Dr. João Lagoas Gomes | Reumatologia

Hospital Lusíadas Lisboa, Lisboa


A dor está descrita como uma experiência sensorial e emocional desagradável, que está ou parece estar relacionada com dano tecidular ou potencial dano tecidular. Esta descrição, aceite internacionalmente1 salienta a subjetividade inerente ao fenómeno doloroso. A dor é multidimensional, sendo influenciada não apenas por características anatómicas e fisiológicas, mas também por aspetos emocionais e sociais. É, portanto, um fenómeno pessoal e intransmissível, necessitando de uma abordagem centrada no doente e multidisciplinar.

A diferença entre dor aguda e dor crónica vai muito para além da sua distribuição no tempo. Por um lado, a dor aguda é um fenómeno fisiológico normal e previsível, que serve como sistema de alerta para o nosso corpo, permitindo ao ser humano interagir com o meio envolvente de uma forma segura. Os doentes com síndromes de insensibilidade à dor raramente chegam à idade adulta. Ou seja, a dor aguda e autolimitada é indispensável á vida.

Pelo contrário, a dor crónica é desprovida de vantagem biológica. É um fenómeno imprevisível, que se mantem para além do estimulo que a causou e para além do tempo normal de regeneração dos tecidos. Geralmente, está associada a elevada morbilidade e incapacidade, representando um fardo significativo para a sociedade e para os sistemas de saúde.

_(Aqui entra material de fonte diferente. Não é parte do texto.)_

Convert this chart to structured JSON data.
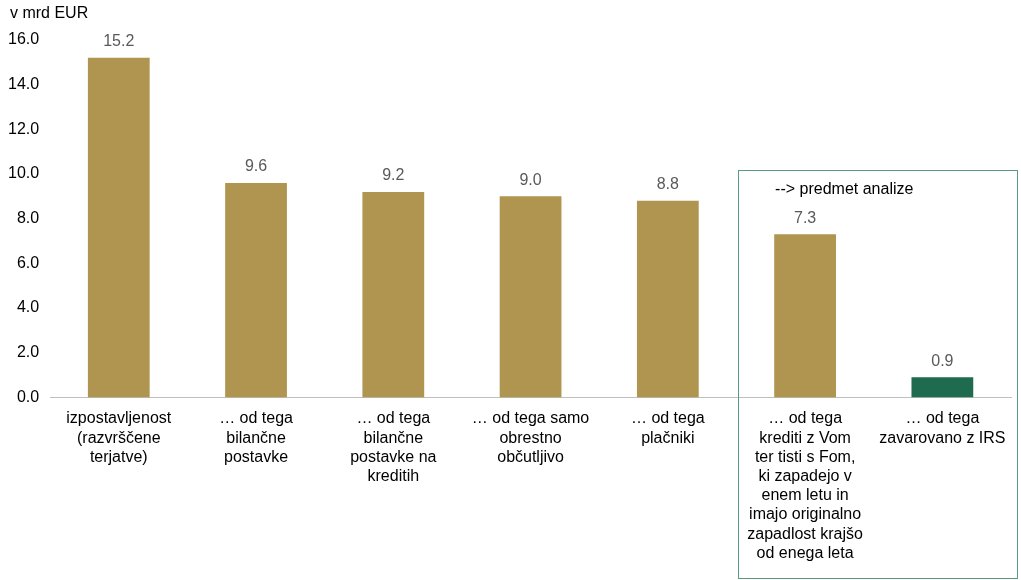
{
  "chart_data": {
    "type": "bar",
    "ylabel": "v mrd EUR",
    "categories": [
      "izpostavljenost (razvrščene terjatve)",
      "… od tega bilančne postavke",
      "… od tega bilančne postavke na kreditih",
      "… od tega samo obrestno občutljivo",
      "… od tega plačniki",
      "… od tega krediti z Vom ter tisti s Fom, ki zapadejo v enem letu in imajo originalno zapadlost krajšo od enega leta",
      "… od tega zavarovano z IRS"
    ],
    "values": [
      15.2,
      9.6,
      9.2,
      9.0,
      8.8,
      7.3,
      0.9
    ],
    "colors": [
      "#b09550",
      "#b09550",
      "#b09550",
      "#b09550",
      "#b09550",
      "#b09550",
      "#1e6b4f"
    ],
    "ylim": [
      0,
      16
    ],
    "yticks": [
      {
        "value": 0,
        "label": "0.0"
      },
      {
        "value": 2,
        "label": "2.0"
      },
      {
        "value": 4,
        "label": "4.0"
      },
      {
        "value": 6,
        "label": "6.0"
      },
      {
        "value": 8,
        "label": "8.0"
      },
      {
        "value": 10,
        "label": "10.0"
      },
      {
        "value": 12,
        "label": "12.0"
      },
      {
        "value": 14,
        "label": "14.0"
      },
      {
        "value": 16,
        "label": "16.0"
      }
    ],
    "value_labels": [
      "15.2",
      "9.6",
      "9.2",
      "9.0",
      "8.8",
      "7.3",
      "0.9"
    ],
    "grid": false,
    "legend": false,
    "annotations": [
      "--> predmet analize"
    ]
  }
}
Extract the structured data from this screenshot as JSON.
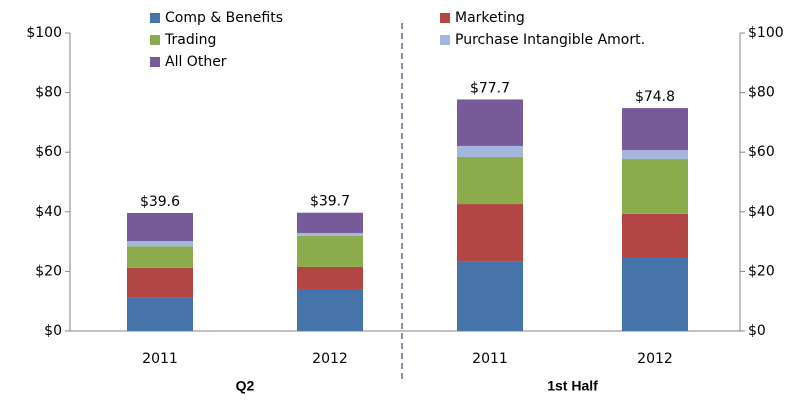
{
  "chart_data": {
    "type": "stacked_bar",
    "categories": [
      "2011",
      "2012",
      "2011",
      "2012"
    ],
    "groups": [
      {
        "label": "Q2",
        "categories": [
          0,
          1
        ]
      },
      {
        "label": "1st Half",
        "categories": [
          2,
          3
        ]
      }
    ],
    "series": [
      {
        "name": "Comp & Benefits",
        "color": "#4573aa",
        "values": [
          11.2,
          14.1,
          23.2,
          24.5
        ]
      },
      {
        "name": "Marketing",
        "color": "#b24644",
        "values": [
          10.0,
          7.4,
          19.4,
          14.8
        ]
      },
      {
        "name": "Trading",
        "color": "#8bab4c",
        "values": [
          7.2,
          10.4,
          15.8,
          18.4
        ]
      },
      {
        "name": "Purchase Intangible Amort.",
        "color": "#a3b7dc",
        "values": [
          1.8,
          1.0,
          3.7,
          3.0
        ]
      },
      {
        "name": "All Other",
        "color": "#775a98",
        "values": [
          9.4,
          6.8,
          15.6,
          14.1
        ]
      }
    ],
    "totals": [
      39.6,
      39.7,
      77.7,
      74.8
    ],
    "total_labels": [
      "$39.6",
      "$39.7",
      "$77.7",
      "$74.8"
    ],
    "ylim": [
      0,
      100
    ],
    "yticks": [
      {
        "value": 0,
        "label": "$0"
      },
      {
        "value": 20,
        "label": "$20"
      },
      {
        "value": 40,
        "label": "$40"
      },
      {
        "value": 60,
        "label": "$60"
      },
      {
        "value": 80,
        "label": "$80"
      },
      {
        "value": 100,
        "label": "$100"
      }
    ],
    "y2lim": [
      0,
      100
    ],
    "y2ticks": [
      {
        "value": 0,
        "label": "$0"
      },
      {
        "value": 20,
        "label": "$20"
      },
      {
        "value": 40,
        "label": "$40"
      },
      {
        "value": 60,
        "label": "$60"
      },
      {
        "value": 80,
        "label": "$80"
      },
      {
        "value": 100,
        "label": "$100"
      }
    ]
  }
}
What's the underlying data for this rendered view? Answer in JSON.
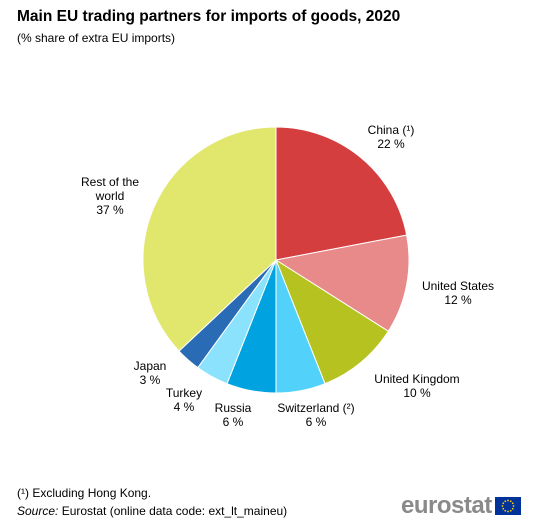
{
  "header": {
    "title": "Main EU trading partners for imports of goods, 2020",
    "subtitle": "(% share of extra EU imports)"
  },
  "chart_data": {
    "type": "pie",
    "title": "Main EU trading partners for imports of goods, 2020",
    "subtitle": "(% share of extra EU imports)",
    "slices": [
      {
        "name": "China (¹)",
        "value": 22,
        "value_label": "22 %",
        "color": "#d53e3e"
      },
      {
        "name": "United States",
        "value": 12,
        "value_label": "12 %",
        "color": "#e88a8a"
      },
      {
        "name": "United Kingdom",
        "value": 10,
        "value_label": "10 %",
        "color": "#b6c21f"
      },
      {
        "name": "Switzerland (²)",
        "value": 6,
        "value_label": "6 %",
        "color": "#52d2fa"
      },
      {
        "name": "Russia",
        "value": 6,
        "value_label": "6 %",
        "color": "#00a3e0"
      },
      {
        "name": "Turkey",
        "value": 4,
        "value_label": "4 %",
        "color": "#8be2fc"
      },
      {
        "name": "Japan",
        "value": 3,
        "value_label": "3 %",
        "color": "#2a6bb5"
      },
      {
        "name": "Rest of the world",
        "value": 37,
        "value_label": "37 %",
        "color": "#e1e76c"
      }
    ]
  },
  "footer": {
    "footnote": "(¹) Excluding Hong Kong.",
    "source_prefix": "Source:",
    "source_text": " Eurostat (online data code: ext_lt_maineu)",
    "logo_text": "eurostat"
  },
  "colors": {
    "flag_blue": "#003399",
    "flag_stars": "#ffcc00"
  }
}
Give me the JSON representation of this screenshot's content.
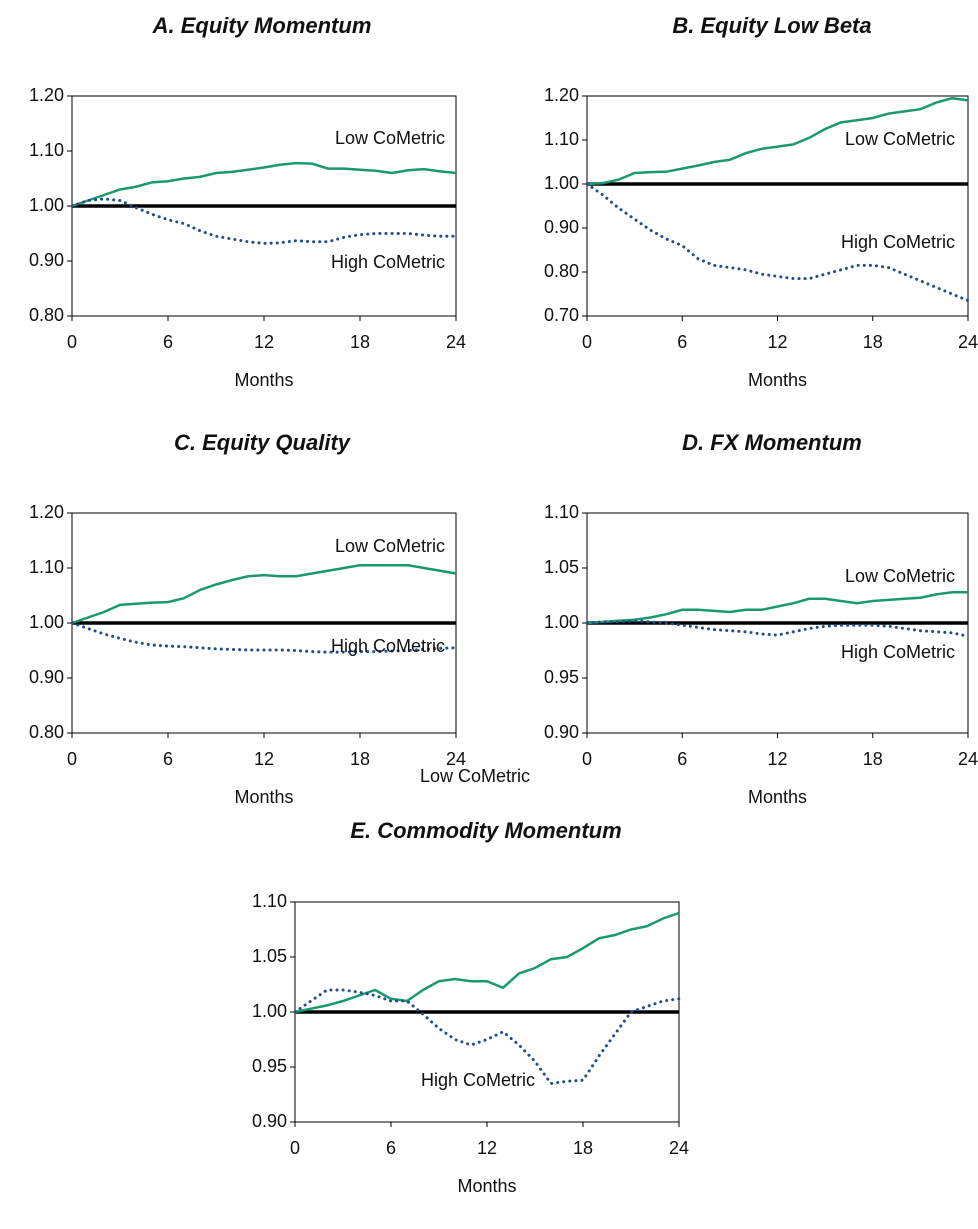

O processo de transição da dor aguda para a dor crónica, denominado de cronificação da dor2, está associado a mecanismos de sensibilização central e periférica causadores de hiperexcitabilidade dos nociceptores e facilitação da propagação do potencial de ação a nível central. Estes fenómenos amplificam a duração, intensidade e distribuição espacial da dor.

Existem diversos fatores de risco identificados para a cronificação da dor3, nomeadamente: aspetos demográficos como o nível de educação, o género feminino ou a idade avançada; aspetos psicológicos como a ansiedade/stress, depressão, catastrofização ou crenças negativas; aspetos relacionados com as características inicias da dor: intensidade, o tipo de dor (dor neuropática tem maior risco de cronificação) ou o atraso no início de terapêutica analgésica.

A abordagem clínica de uma síndrome dolorosa deve iniciar-se pela colheita de uma história clínica detalhada, que deve incluir não só os antecedentes patológicos e medicação habitual, mas também o contexto familiar, as características sociais do doente e os seus hábitos pessoais, como o consumo tabágico, hábitos etílicos e toxicófilos. A dor tem de ser descrita tendo em conta a sua distribuição, podendo ser localizada, locorregional ou difusa, quento à sua forma de apresentação (súbita vs insidiosa), quanto à sua intensidade (utilizar escalas visuais analógicas de forma consistente) e às suas caraterísticas (em pontada, choque elétrico, moinha, em queimadura, etc.). O exame objetivo deve ser ao mesmo tempo sistematizado e direcionado à condição dolorosa, permitindo uma rentabilização temporal mantendo a assertividade necessária.

Após a colheita de história clínica e exame objetivo, o clínico deve ser capaz de diferenciar uma dor puramente nociceptiva de uma dor com características neuropáticas, que será de grande importância para a abordagem terapêutica da síndrome dolorosa. Por outro lado, deve ser capaz de estratificar o risco de cronificação da dor e atuar para o mitigar.